Tight Lower Bounds and Improved Convergence in Performative Prediction

TL;DR

This paper advances performative prediction by establishing tight bounds and demonstrating that leveraging historical data can significantly improve convergence speed to stable solutions in evolving environments.

Contribution

It introduces Affine Risk Minimizers, extends RRM with historical datasets, and provides the first lower bound analysis for this class, showing potential for faster convergence.

Findings

New upper bound for last-iteration methods

Empirical evidence of faster convergence with historical data

First lower bound analysis for Affine Risk Minimizers

Abstract

Performative prediction is a framework accounting for the shift in the data distribution induced by the prediction of a model deployed in the real world. Ensuring rapid convergence to a stable solution where the data distribution remains the same after the model deployment is crucial, especially in evolving environments. This paper extends the Repeated Risk Minimization (RRM) framework by utilizing historical datasets from previous retraining snapshots, yielding a class of algorithms that we call Affine Risk Minimizers and enabling convergence to a performatively stable point for a broader class of problems. We introduce a new upper bound for methods that use only the final iteration of the dataset and prove for the first time the tightness of both this new bound and the previous existing bounds within the same regime.
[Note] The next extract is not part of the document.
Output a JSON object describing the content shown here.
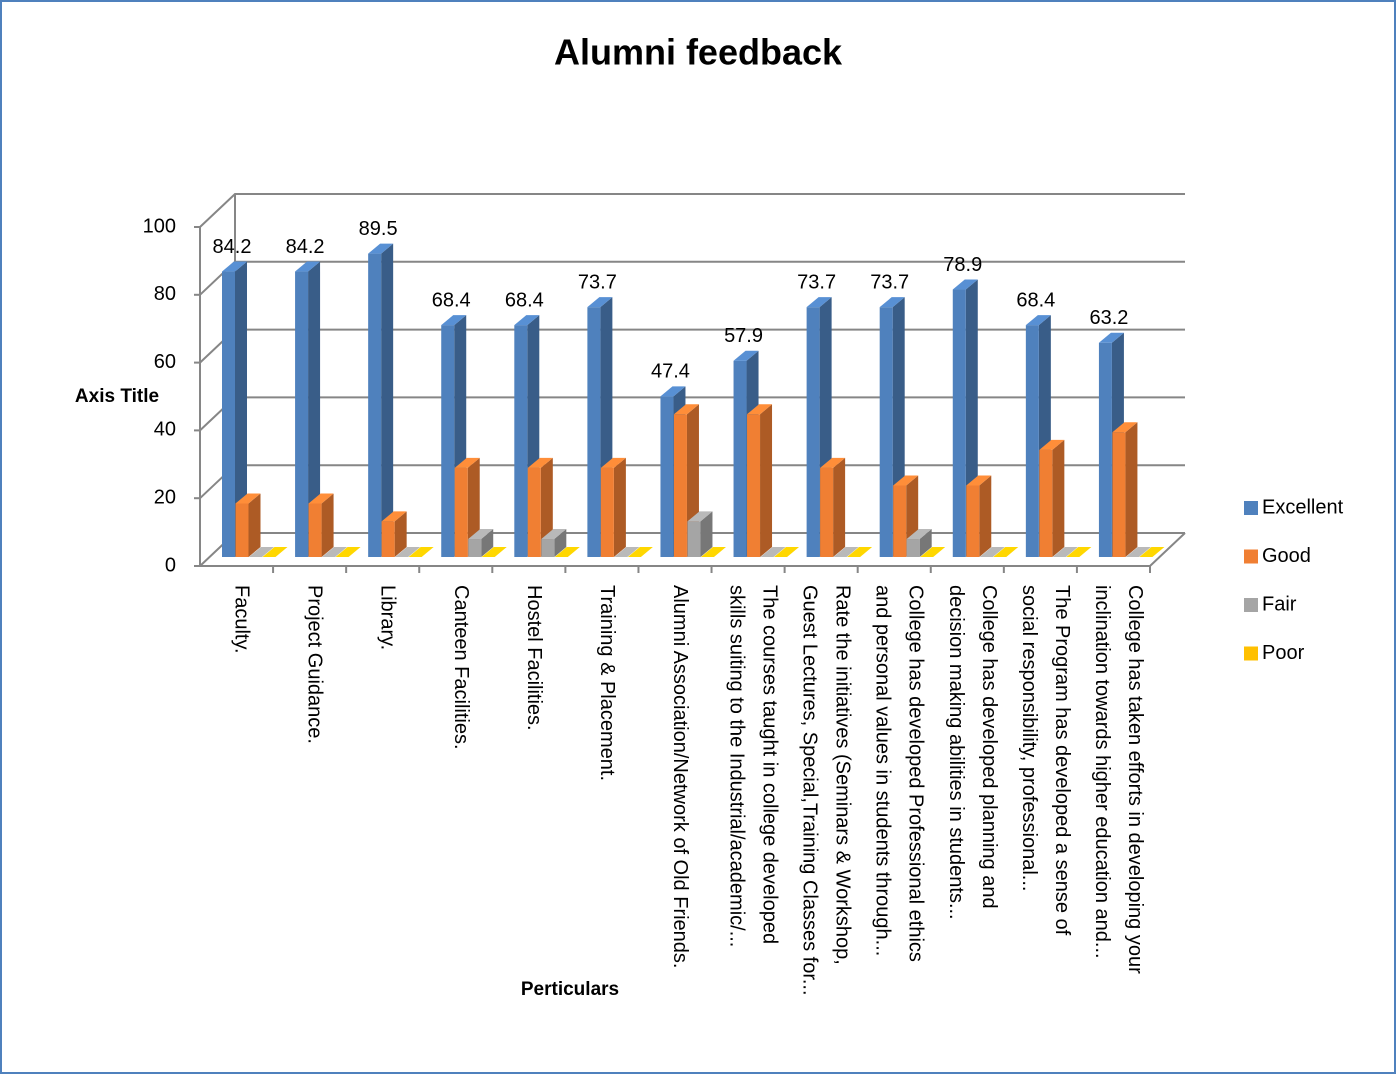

We also prove that utilizing historical datasets can surpass the lower bound for last iterate RRM, and empirically observe faster convergence to the stable point on various performative prediction benchmarks. We offer at the same time the first lower bound analysis for RRM within the class of Affine Risk Minimizers, quantifying the potential improvements in convergence speed that could be achieved with other variants in our framework.